Sentados no Cais do Valongo, esperamos…, por Fábio de Oliveira Ribeiro

Sentados no Cais do Valongo, esperamos…

por Fábio de Oliveira Ribeiro

Há alguns dias resenhei o livro Estado Pós-Democrático. Desde então tenho lido e relido e meditado sobre o livro de Rubens R. R. Casara. As virtudes da obra são inegáveis. 

Alguns livros são superficiais e se tornam grãos de areia nas praias que margeiam o oceano do conhecimento. Outros rapidamente afundam em virtude do peso da erudição.
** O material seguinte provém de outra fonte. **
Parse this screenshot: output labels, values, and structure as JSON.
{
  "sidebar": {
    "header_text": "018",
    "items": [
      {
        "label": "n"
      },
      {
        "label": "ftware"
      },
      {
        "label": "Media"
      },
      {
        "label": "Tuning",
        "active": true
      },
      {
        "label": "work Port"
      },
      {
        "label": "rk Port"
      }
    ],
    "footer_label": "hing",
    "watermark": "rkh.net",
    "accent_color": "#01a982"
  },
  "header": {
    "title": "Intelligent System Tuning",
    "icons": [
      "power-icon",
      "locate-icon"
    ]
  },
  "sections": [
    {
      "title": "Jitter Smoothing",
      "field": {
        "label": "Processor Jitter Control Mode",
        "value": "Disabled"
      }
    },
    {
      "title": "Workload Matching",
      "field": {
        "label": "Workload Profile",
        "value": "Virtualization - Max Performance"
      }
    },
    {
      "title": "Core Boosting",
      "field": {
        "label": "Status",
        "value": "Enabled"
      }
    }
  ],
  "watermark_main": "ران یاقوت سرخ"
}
Poucos são capazes de instigar o estudo de questões que foram sugeridas pelo autor ou que podem ter ficado submersas, escondidas sob a superfície a partir da qual o livro se projeta textualmente.
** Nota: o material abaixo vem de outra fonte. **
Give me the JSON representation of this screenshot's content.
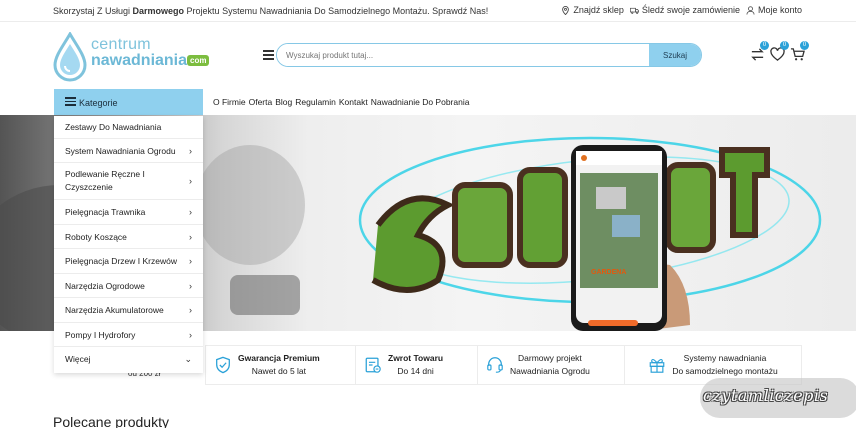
{
  "topbar": {
    "promo_prefix": "Skorzystaj Z Usługi ",
    "promo_bold": "Darmowego",
    "promo_suffix": " Projektu Systemu Nawadniania Do Samodzielnego Montażu. Sprawdź Nas!",
    "find_store": "Znajdź sklep",
    "track_order": "Śledź swoje zamówienie",
    "account": "Moje konto"
  },
  "logo": {
    "line1": "centrum",
    "line2": "nawadniania",
    "suffix": "com"
  },
  "search": {
    "placeholder": "Wyszukaj produkt tutaj...",
    "button": "Szukaj"
  },
  "header_icons": [
    {
      "icon": "compare-icon",
      "count": "0"
    },
    {
      "icon": "heart-icon",
      "count": "0"
    },
    {
      "icon": "cart-icon",
      "count": "0"
    }
  ],
  "nav": {
    "categories_label": "Kategorie",
    "links": [
      "O Firmie",
      "Oferta",
      "Blog",
      "Regulamin",
      "Kontakt",
      "Nawadnianie Do Pobrania"
    ]
  },
  "categories": [
    {
      "label": "Zestawy Do Nawadniania",
      "arrow": ""
    },
    {
      "label": "System Nawadniania Ogrodu",
      "arrow": "›"
    },
    {
      "label": "Podlewanie Ręczne I Czyszczenie",
      "arrow": "›"
    },
    {
      "label": "Pielęgnacja Trawnika",
      "arrow": "›"
    },
    {
      "label": "Roboty Koszące",
      "arrow": "›"
    },
    {
      "label": "Pielęgnacja Drzew I Krzewów",
      "arrow": "›"
    },
    {
      "label": "Narzędzia Ogrodowe",
      "arrow": "›"
    },
    {
      "label": "Narzędzia Akumulatorowe",
      "arrow": "›"
    },
    {
      "label": "Pompy I Hydrofory",
      "arrow": "›"
    },
    {
      "label": "Więcej",
      "arrow": "⌄"
    }
  ],
  "hero": {
    "phone_brand": "GARDENA"
  },
  "features": [
    {
      "icon": "shield-check-icon",
      "title": "Gwarancja Premium",
      "text": "Nawet do 5 lat"
    },
    {
      "icon": "return-box-icon",
      "title": "Zwrot Towaru",
      "text": "Do 14 dni"
    },
    {
      "icon": "headset-icon",
      "title": "",
      "text": "Darmowy projekt",
      "text2": "Nawadniania Ogrodu"
    },
    {
      "icon": "gift-icon",
      "title": "",
      "text": "Systemy nawadniania",
      "text2": "Do samodzielnego montażu"
    }
  ],
  "left_feature_partial": "od 200 zł",
  "section_title": "Polecane produkty",
  "watermark": "czytamliczepis",
  "colors": {
    "accent": "#8fd0ee",
    "brand_blue": "#6cb8d6",
    "brand_green": "#7cbd3f",
    "badge": "#2aa1d8"
  }
}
Casara se refere à importância da imprensa para a consolidação da razão neoliberal que culmina agora com a tolerância estatal do trabalho análogo ao do escravo. Curiosamente, o golpe de estado que consolidou o Estado Pós-Democrático ocorreu pouco depois de escavações no Rio de Janeiro que revelaram estruturas importantes do Brasil imperial, dentre estas o Cais do Valongo.

Pelo Cais do Valongo passaram centenas de milhares de escravos que chegaram para ser moídos no Brasil, por ele passou D. Pedro I ao chegar à colônia e ao partir do Brasil independente.

“À medida que nos aproximamos da abdicação de Pedro I sentimos crescer e aumentar o ímpeto das paixões. Aberta a luta pela abdicação, os pasquins saem à rua com a linguagem mais contundente e apaixonada de que se tem notícia na história de nossa imprensa. Os exageros dos periódicos já se vinham acentuando desde algum tempo, pois por aviso de 14 de outubro de 1818, foram proibidos periódicos como O Campeão e o Amigo do Rei e do Povo.” (O Rio Antigo, Delso Renault, livraria José Olympio, Rio de Janeiro, 1969, p. 79)

A abdicação de D. Pedro I consolidou o poder das oligarquias regionais. D. Pedro II, herdeiro do trono, não tinha nem idade para governar nem condições políticas de se impor. O golpe de 2016 desmantelou o Estado de bem-estar social centralizado que vinha sendo construído pelo PT. O poder das elites estaduais foi amplificado, inclusive e principalmente porque o usurpador Michel Temer se tornou refém de deputados e senadores que cobram favores (isenções fiscais, perdão de dívidas bancárias, tributárias e previdenciárias, medidas que favoreçam o desmatamento, interrupção do combate ao trabalho escravo, aprovação de emendas orçamentárias, etc…) para preservá-lo no cargo.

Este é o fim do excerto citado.